Retailer investment and low cost broadband lift online growth to five year high
When e-Retail was in its embryonic stages, many traditional retailers perceived the channel as more of a threat than an opportunity, but as the scale of the opportunities from developing an online operation became apparent, many have wholeheartedly embraced the Internet. Argos has arguably made the most significant strides of any retailer in the UK on this measure. It has successfully leveraged the benefits of both its channels to deliver a compelling multichannel proposition evident from 16.4% of its sales ordered or reserved via the Internet and a further 8.1% via text and telephone. A number of other retailers are introducing initiatives to advance the integration of these two channels including PC World, Currys and Jessops which have all introduced order online and collect in-store services for customers...
Some key findings
The UK e-Retail market grew at its fastest pace for three years in 2006. Despite years of quick growth, there is no sign that the online boom is set to end. In 2006, online retail spending grew by 33.4% almost 13 times faster than the retail sector overall to a record 10.9bn. This pushed the sectors share of total retail spending to 4.0%, a 0.9 percentage point jump on 2005.

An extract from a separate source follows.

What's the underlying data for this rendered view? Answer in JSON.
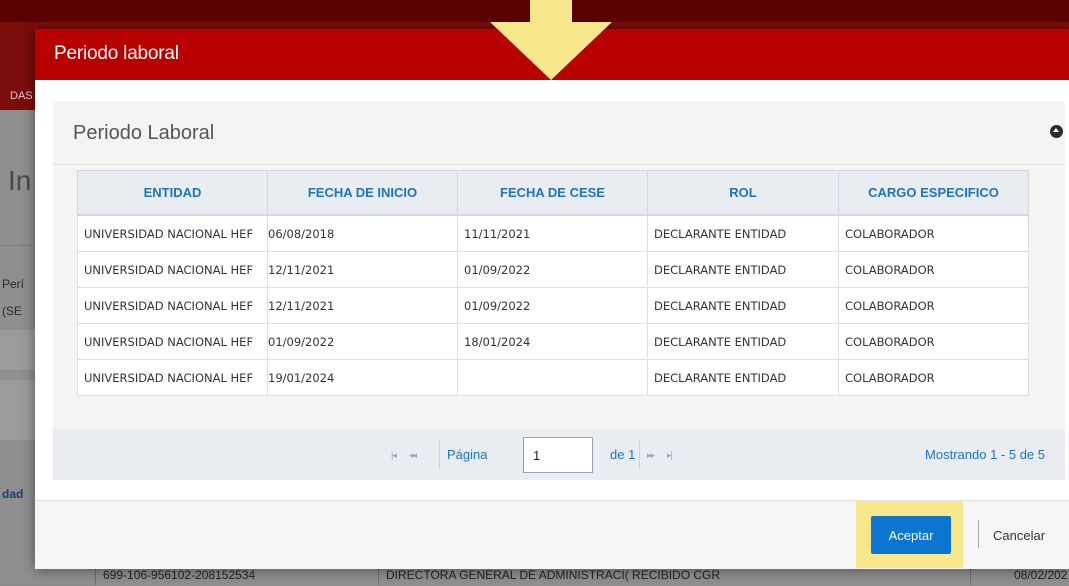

Average annual spend per shopper which reached 606 in 2006, an 8.2% year-on-year advance. As shoppers have become more confident with using the Internet and retailers reputations for reliable deliveries have improved so too has the number. However rather than being driven by customers spending more each time they shop, spend has grown because consumers are shopping more often.
Electricals is both the largest online subsector and has achieved the fastest growth rate in 2006. Online sales of electricals grew by an impressive 41.4% to 2.8bn over the year to account for 11.6% of all spending on electricals.